On peut le dire, un pas de géant a été franchi depuis la Révolution de Safran de 2007, quand certains Birmans, armés de leur seul téléphone portable, filmaient la répression des manifestions, devenant ainsi les premiers photojournalistes d’un pays connu pour la violence de ses dirigeants. Aujourd’hui, la photographie est devenue un levier de changement positif pour le pays.

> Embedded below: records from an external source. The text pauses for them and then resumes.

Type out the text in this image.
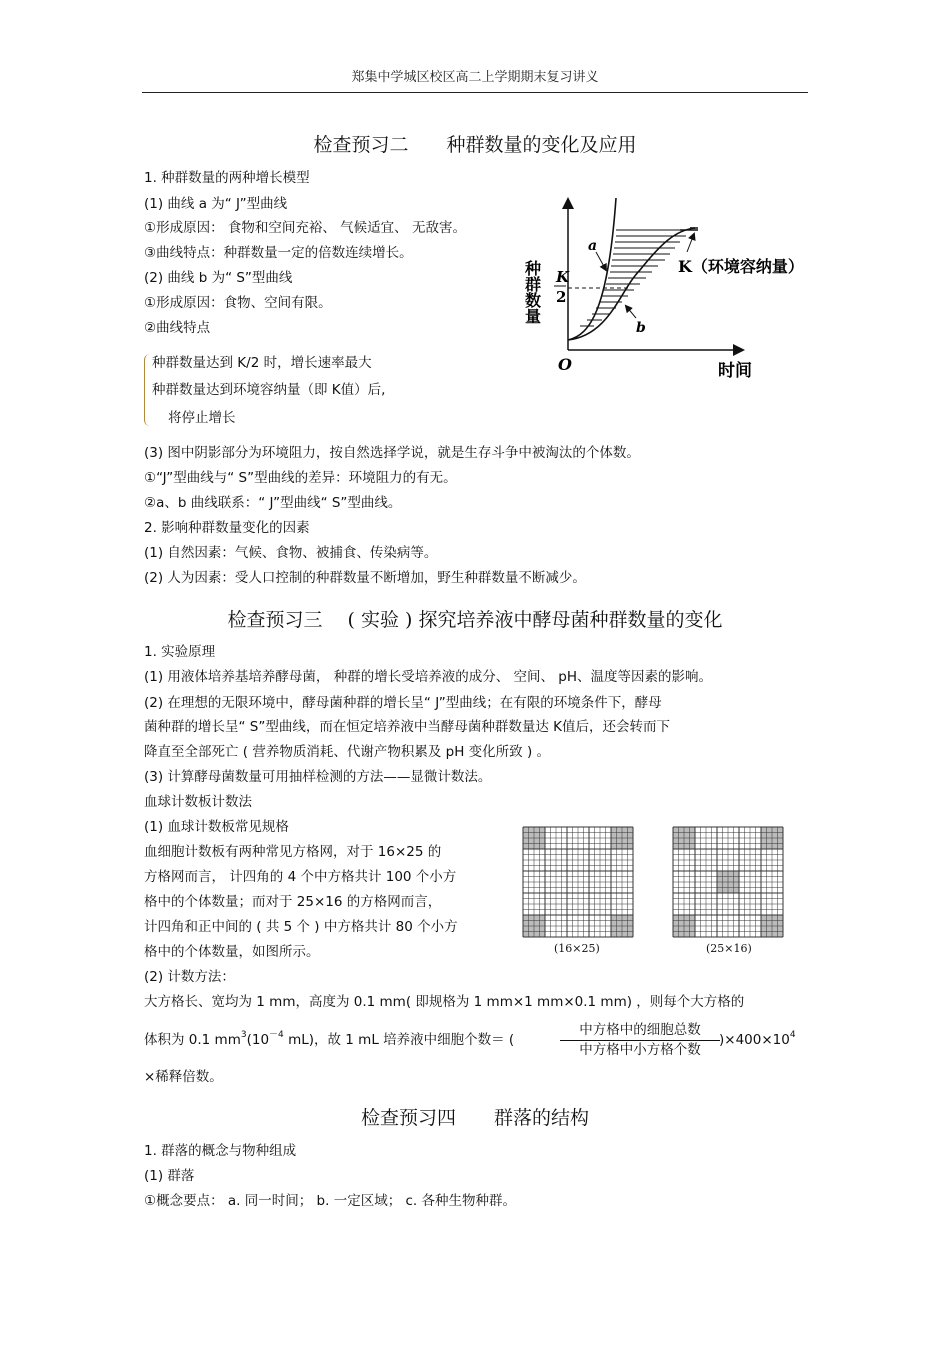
郑集中学城区校区高二上学期期末复习讲义
检查预习二　　种群数量的变化及应用
1. 种群数量的两种增长模型
(1) 曲线 a 为“ J”型曲线
①形成原因： 食物和空间充裕、 气候适宜、 无敌害。
③曲线特点：种群数量一定的倍数连续增长。
(2) 曲线 b 为“ S”型曲线
①形成原因：食物、空间有限。
②曲线特点
种群数量达到 K/2 时，增长速率最大
种群数量达到环境容纳量（即 K值）后,
将停止增长
(3) 图中阴影部分为环境阻力，按自然选择学说，就是生存斗争中被淘汰的个体数。
①“J”型曲线与“ S”型曲线的差异：环境阻力的有无。
②a、b 曲线联系：“ J”型曲线“ S”型曲线。
2. 影响种群数量变化的因素
(1) 自然因素：气候、食物、被捕食、传染病等。
(2) 人为因素：受人口控制的种群数量不断增加，野生种群数量不断减少。
种群数量 K
2
a
b
K（环境容纳量）
O	时间
检查预习三　 ( 实验 ) 探究培养液中酵母菌种群数量的变化
1. 实验原理
(1) 用液体培养基培养酵母菌， 种群的增长受培养液的成分、 空间、 pH、温度等因素的影响。
(2) 在理想的无限环境中，酵母菌种群的增长呈“ J”型曲线；在有限的环境条件下，酵母
菌种群的增长呈“ S”型曲线，而在恒定培养液中当酵母菌种群数量达 K值后，还会转而下
降直至全部死亡 ( 营养物质消耗、代谢产物积累及 pH 变化所致 ) 。
(3) 计算酵母菌数量可用抽样检测的方法——显微计数法。
血球计数板计数法
(1) 血球计数板常见规格
血细胞计数板有两种常见方格网，对于 16×25 的
方格网而言， 计四角的 4 个中方格共计 100 个小方
格中的个体数量；而对于 25×16 的方格网而言，
计四角和正中间的 ( 共 5 个 ) 中方格共计 80 个小方
格中的个体数量，如图所示。
(2) 计数方法：
大方格长、宽均为 1 mm，高度为 0.1 mm( 即规格为 1 mm×1 mm×0.1 mm) ，则每个大方格的
(16×25)	(25×16)
体积为 0.1 $mm^3(10^{-4}$ mL)，故 1 mL 培养液中细胞个数＝ (
中方格中的细胞总数
中方格中小方格个数
)$\times 400\times 10^4$
×稀释倍数。
检查预习四　　群落的结构
1. 群落的概念与物种组成
(1) 群落
①概念要点： a. 同一时间； b. 一定区域； c. 各种生物种群。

Si « la photo ne change pas le monde, mais la photo change les êtres humains qui eux peuvent changer le monde », pour reprendre les mots du photographe Reza, la neuvième édition du Yangon Photo Festival en a été une belle illustration.
La Birmanie, deuxième pays le plus pauvre d’Asie après l’Afghanistan, est mise à nue par ses propres citoyens, donnant une voix à ceux qui étaient auparavant condamnés au silence. L’Œil de la photographie reviendra sur les expositions marquantes du YPF et diffusera une sélection de photoreportages comme si vous étiez assis sur la pelouse du Maha Bandula Park, enivré par le rire des enfants et témoin des larmes discrètes ruisselantes sur certaines joues rouges d’émotions.
Une invitation à révéler le monde.
Aline Deschamps
Aline Deschamps est photojournaliste freelance et responsable de projets culturels à Paris et Bangkok.
9e festival photographe de Yangon
Yangon, Birmanie
Certaines expositions sont encore visibles pendant un mois dans Junction City, le nouveau Megamall du centre-ville face au marché central.